Roast Coffee & Tea comes by its name
honestly: The spacious shop's dining area is dominated by an enormous,
Turkish-made Garanti coffee roaster, which, when it's not being
operated, is cordoned off so that curious customers can't prod its
levers or probe its chambers. Owner Bill Closson and managing partner
Anthony Hubert roast beans three or four times a week, which means both
beans ground for coffee and beans bagged for sale (about $15 per
pound) are never more than a day or two out of the roaster.

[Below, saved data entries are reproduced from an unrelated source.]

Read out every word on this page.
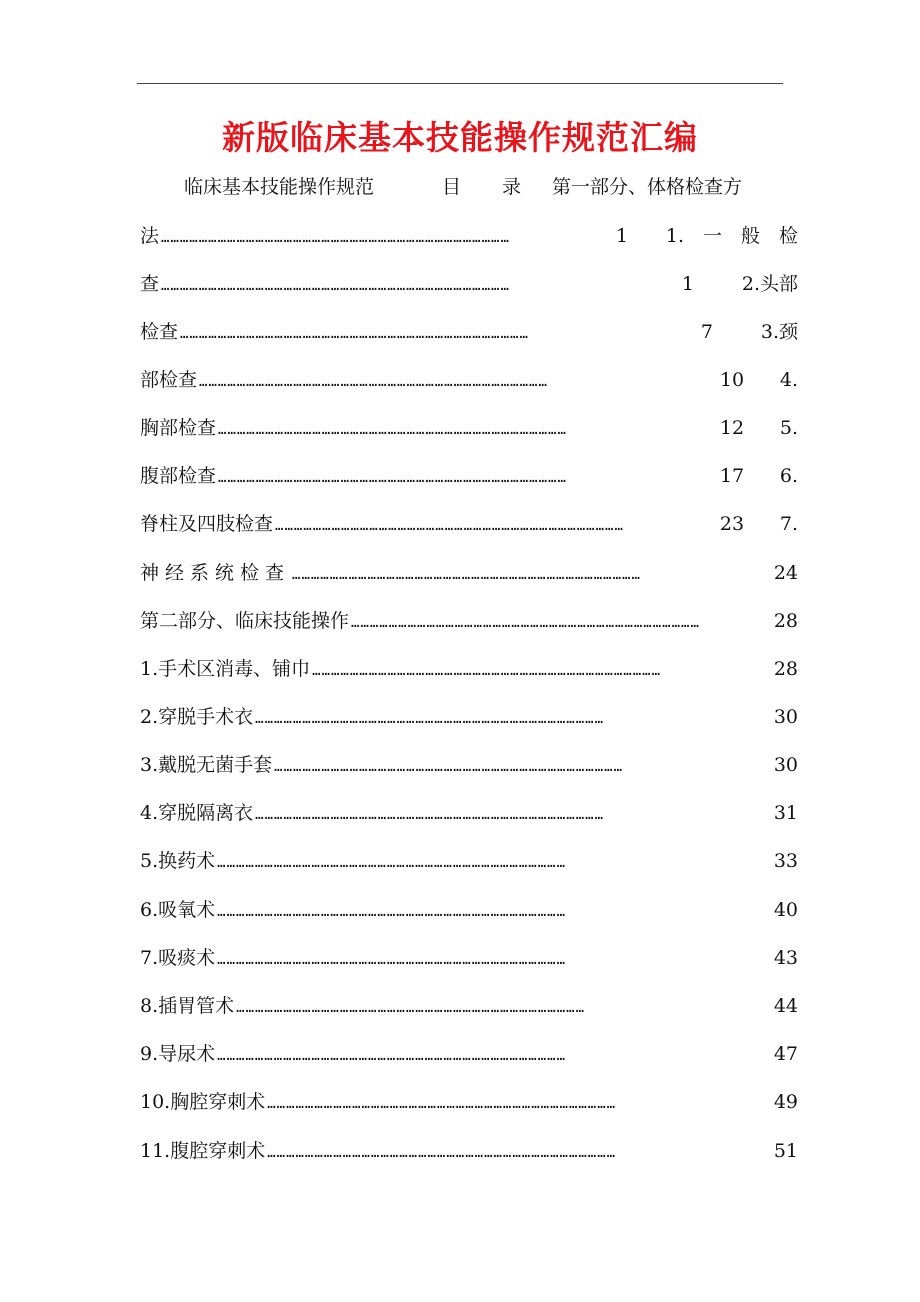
新版临床基本技能操作规范汇编
临床基本技能操作规范	目 录 第一部分、体格检查方
法 …………………………………………………………………………………………………	1	1.　一　般　检
查 …………………………………………………………………………………………………	1	2.头部
检查 …………………………………………………………………………………………………	7	3.颈
部检查 …………………………………………………………………………………………………	10	4.
胸部检查 …………………………………………………………………………………………………	12	5.
腹部检查 …………………………………………………………………………………………………	17	6.
脊柱及四肢检查 …………………………………………………………………………………………………	23	7.
神经系统检查 …………………………………………………………………………………………………	24
第二部分、临床技能操作 …………………………………………………………………………………………………	28
1.手术区消毒、铺巾 …………………………………………………………………………………………………	28
2.穿脱手术衣 …………………………………………………………………………………………………	30
3.戴脱无菌手套 …………………………………………………………………………………………………	30
4.穿脱隔离衣 …………………………………………………………………………………………………	31
5.换药术 …………………………………………………………………………………………………	33
6.吸氧术 …………………………………………………………………………………………………	40
7.吸痰术 …………………………………………………………………………………………………	43
8.插胃管术 …………………………………………………………………………………………………	44
9.导尿术 …………………………………………………………………………………………………	47
10.胸腔穿刺术 …………………………………………………………………………………………………	49
11.腹腔穿刺术 …………………………………………………………………………………………………	51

"Plenty of coffee shops use beans that were roasted months ago," Closson said. "You can taste the difference."
When does Roast grind its freshly roasted beans? At the last possible minute. Hubert, a former Starbucks roaster who was living in Florida
when Closson recruited him, grinds the beans for Roast's traditional
drip coffee just before he makes a pot, the beans for the hand-pulled
espressos just before turning on the machine. Hubert's favorite method
of brewing coffee is in a French-press, a glass carafe in which the
ground coffee and hot water are allowed to steep for a few minutes
before a plunger separates the two. "This method really lets you taste
the beans," Hubert said, sipping a cup of Hawaiian-grown Maui Typica, a fruity, medium-bodied coffee.
Closson, a full-time toxicologist as well as a coffee enthusiast,
has lived in Patchogue for 32 years and long dreamed of opening a place
where locals could gather over coffee, tea (Roast carries Manhasset-blended SerendipiTea) and sweets, including brownies, peanut-butter cups and "morning sunshine breakfast cookies" from Caffé Portofino in Northport.